Archéo-anthropologie
L’archéoanthropologie ou archéothanatologie (anciennement anthropologie de terrain) mêle les techniques de l’archéologie à celle de l’étude de l’Homme en tant qu’être biologique (restes issus de la décomposition du cadavre) et culturel (pratiques funéraires).
La convergence de l’archéologie et de l’anthropologie physique aboutit à une vaste réflexion concernant la sphère funéraire de la préhistoire à nos jours. Les objectifs sont pluriels : restituer le comportement des civilisations face à la mort et aux morts (gestes, rites) ; établir des profils paléodémographiques sur la base d’études sérielles ; estimer l’état sanitaire d’une population...
Par conséquent, le centre des préoccupations de l’archéoanthropologue est généralement la sépulture, soit l’ensemble commémoratif comprenant les vestiges humains et les divers aménagements, architectures et dépôts mobiliers associés. Elle est perçue comme un micro-gisement obéissant à des logiques propres. Sa fouille sur le terrain intègre évidemment l’enregistrement stratigraphique de chacune de ses composantes, associé à une documentation écrite, graphique et photographique abondante.

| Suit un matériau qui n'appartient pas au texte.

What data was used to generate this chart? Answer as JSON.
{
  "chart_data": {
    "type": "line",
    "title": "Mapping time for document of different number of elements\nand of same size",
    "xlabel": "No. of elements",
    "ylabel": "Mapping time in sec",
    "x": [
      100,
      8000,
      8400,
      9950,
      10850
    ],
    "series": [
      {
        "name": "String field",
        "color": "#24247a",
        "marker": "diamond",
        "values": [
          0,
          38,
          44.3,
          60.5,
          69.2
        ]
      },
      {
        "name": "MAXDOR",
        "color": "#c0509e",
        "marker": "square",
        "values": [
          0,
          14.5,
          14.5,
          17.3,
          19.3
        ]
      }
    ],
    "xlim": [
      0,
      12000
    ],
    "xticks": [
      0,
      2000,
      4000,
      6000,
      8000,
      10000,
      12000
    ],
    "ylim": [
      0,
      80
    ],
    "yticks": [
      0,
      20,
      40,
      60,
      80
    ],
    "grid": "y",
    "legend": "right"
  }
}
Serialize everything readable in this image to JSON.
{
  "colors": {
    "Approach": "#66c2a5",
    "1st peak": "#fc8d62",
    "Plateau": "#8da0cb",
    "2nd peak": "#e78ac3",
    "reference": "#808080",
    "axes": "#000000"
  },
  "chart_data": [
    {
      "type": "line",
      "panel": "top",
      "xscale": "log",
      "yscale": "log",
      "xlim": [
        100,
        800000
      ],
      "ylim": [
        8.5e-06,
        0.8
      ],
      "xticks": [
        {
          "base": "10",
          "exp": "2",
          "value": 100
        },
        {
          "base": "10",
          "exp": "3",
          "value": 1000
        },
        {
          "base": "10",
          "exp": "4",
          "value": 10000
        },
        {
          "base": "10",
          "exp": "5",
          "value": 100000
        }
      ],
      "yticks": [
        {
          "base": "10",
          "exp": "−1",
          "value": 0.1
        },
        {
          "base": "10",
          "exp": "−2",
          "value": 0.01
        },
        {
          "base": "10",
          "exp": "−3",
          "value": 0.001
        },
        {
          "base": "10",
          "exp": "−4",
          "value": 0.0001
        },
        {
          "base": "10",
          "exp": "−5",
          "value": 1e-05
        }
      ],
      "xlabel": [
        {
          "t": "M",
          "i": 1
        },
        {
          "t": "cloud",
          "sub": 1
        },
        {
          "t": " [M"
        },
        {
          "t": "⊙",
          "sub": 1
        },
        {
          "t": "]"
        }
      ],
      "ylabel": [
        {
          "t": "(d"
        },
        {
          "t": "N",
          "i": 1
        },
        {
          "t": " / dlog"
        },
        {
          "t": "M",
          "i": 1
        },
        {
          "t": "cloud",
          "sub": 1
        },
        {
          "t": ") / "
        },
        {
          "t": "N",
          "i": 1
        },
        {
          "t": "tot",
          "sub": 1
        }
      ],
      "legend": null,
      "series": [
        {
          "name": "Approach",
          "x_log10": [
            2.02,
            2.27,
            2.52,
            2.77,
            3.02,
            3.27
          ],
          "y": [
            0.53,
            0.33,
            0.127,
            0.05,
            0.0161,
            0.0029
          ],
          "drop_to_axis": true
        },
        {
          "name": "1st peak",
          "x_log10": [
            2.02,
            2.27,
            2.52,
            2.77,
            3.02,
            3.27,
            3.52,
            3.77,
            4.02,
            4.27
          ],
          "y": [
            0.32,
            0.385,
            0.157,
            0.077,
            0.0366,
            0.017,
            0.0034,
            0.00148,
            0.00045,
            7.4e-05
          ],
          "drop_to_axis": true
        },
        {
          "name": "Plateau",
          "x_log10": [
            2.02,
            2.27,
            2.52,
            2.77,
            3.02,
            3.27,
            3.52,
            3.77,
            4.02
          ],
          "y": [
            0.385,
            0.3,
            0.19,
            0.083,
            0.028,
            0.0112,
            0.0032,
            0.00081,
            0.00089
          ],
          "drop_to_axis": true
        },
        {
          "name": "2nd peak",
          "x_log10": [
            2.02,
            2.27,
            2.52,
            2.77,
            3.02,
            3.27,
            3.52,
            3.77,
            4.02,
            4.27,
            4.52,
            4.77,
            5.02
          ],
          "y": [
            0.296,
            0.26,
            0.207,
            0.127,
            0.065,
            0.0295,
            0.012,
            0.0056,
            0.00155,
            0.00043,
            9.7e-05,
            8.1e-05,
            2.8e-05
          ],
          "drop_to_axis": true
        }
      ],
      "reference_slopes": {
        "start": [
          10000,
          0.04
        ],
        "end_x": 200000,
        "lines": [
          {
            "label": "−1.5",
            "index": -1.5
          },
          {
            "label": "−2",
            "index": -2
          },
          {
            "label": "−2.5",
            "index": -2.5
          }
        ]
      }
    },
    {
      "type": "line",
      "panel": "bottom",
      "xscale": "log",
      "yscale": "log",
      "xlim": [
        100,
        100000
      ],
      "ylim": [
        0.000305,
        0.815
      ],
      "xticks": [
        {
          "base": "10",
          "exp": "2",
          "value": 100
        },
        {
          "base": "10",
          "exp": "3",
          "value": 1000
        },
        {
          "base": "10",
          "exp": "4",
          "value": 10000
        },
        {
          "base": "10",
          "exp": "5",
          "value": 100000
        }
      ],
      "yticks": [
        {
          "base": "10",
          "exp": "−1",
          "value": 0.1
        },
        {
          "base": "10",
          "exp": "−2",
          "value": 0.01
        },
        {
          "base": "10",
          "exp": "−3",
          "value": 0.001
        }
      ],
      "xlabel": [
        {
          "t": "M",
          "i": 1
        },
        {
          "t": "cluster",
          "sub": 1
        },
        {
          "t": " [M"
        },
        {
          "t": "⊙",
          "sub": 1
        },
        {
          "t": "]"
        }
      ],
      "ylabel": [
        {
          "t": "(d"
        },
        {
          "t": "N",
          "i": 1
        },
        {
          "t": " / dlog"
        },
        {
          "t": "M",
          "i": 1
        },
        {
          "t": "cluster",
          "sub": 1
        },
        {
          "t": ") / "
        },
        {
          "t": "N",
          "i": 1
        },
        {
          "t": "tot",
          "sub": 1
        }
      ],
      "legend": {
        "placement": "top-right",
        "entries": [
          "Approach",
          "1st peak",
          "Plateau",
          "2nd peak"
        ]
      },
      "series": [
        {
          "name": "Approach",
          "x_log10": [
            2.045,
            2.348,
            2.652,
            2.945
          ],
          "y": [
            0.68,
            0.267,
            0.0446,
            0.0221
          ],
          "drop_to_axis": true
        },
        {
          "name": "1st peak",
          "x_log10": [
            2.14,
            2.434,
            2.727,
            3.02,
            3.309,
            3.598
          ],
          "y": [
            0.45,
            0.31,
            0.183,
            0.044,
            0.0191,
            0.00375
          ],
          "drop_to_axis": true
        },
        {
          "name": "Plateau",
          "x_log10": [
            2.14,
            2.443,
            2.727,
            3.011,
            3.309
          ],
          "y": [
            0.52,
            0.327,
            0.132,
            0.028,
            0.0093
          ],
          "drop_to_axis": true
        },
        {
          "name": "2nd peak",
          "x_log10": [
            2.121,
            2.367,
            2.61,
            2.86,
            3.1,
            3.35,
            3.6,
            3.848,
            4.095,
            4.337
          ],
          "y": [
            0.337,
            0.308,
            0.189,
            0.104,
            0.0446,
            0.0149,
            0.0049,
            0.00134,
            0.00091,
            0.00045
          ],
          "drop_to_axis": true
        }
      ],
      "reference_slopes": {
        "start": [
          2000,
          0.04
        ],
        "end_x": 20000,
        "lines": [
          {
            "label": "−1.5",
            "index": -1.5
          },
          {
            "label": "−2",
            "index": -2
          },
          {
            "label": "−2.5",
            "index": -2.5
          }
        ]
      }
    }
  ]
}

L’enjeu se cristallise autour des restes humains (os brûlés ou non, tissus organiques momifiés, cartilages calcifiés etc...). Ceux-ci doivent être dégagés manuellement et minutieusement de façon à conserver leur position et leur équilibre dans un premier temps. L’image instantanée donnée par l’amas osseux ou le(s) squelette(s) devient ainsi le support à une analyse des processus de décomposition du cadavre dans le cas des inhumations. Les observations les plus expertes concernent le relevé de la position des ossements. En effet, ceux-ci ont pu migrer, se déconnecter, s’effondrer au cours du temps pour diverses raisons que l’archéoanthropologue tente d’identifier : les bioturbations - perturbations d’origine animale ou végétale (passages de terrier, racines ...) ; les espaces de décomposition - dans le cas d’un espace vide (cercueil, sarcophage) les ossements ne sont pas contraints et peuvent se déplacer lors de la disparition des parties molles ; au contraire, dans le cas d’un espace colmaté où le sédiment recouvre directement le corps (sépulture en pleine terre), les ossements auront tendance à être maintenus dans leur position originelle.
Ces observations mènent à la détermination de l’environnement et du dispositif dans lequel le cadavre a été déposé initialement, même quand tout aménagement a disparu (ex. : cercueil ou coffrages de bois putrescibles). De même, l’interprétation des contraintes ou anomalies exercées sur tout ou partie de certains segments anatomiques, ainsi que la face d’apparition des os permet la restitution de tout ou partie de l’appareil funéraire, de la posture originelle du corps à son éventuelle enveloppe souple (vêtement, chaussures, linceul...).
En laboratoire, les ossements et autres vestiges issus du cadavre, intégralement prélevés, font l’objet d’une étude biologique impliquant entre autres une très bonne connaissance en anatomie. On cherche à établir les données biologiques de chacun des individus exhumés : âge, sexe (pour les adultes seulement), pathologies (maladies infectieuses, dégénératives, traumatismes...), variations anatomiques non pathologiques (dites aussi caractères discrets), marqueurs d’activités, marqueurs de stress (dus à des carences alimentaires la plupart du temps).
La datation des ensembles funéraires (cimetières, nécropoles) est obtenue classiquement par chronologie relative (stratigraphie) et chronologie absolue (étude du mobilier associé et/ou datation du carbone 14 contenu dans le collagène des os). L’association de pratiques funéraires à une période spécifique aboutit à une typochronologie, soit à la caractérisation formelle et culturelle des sépultures archéologiques.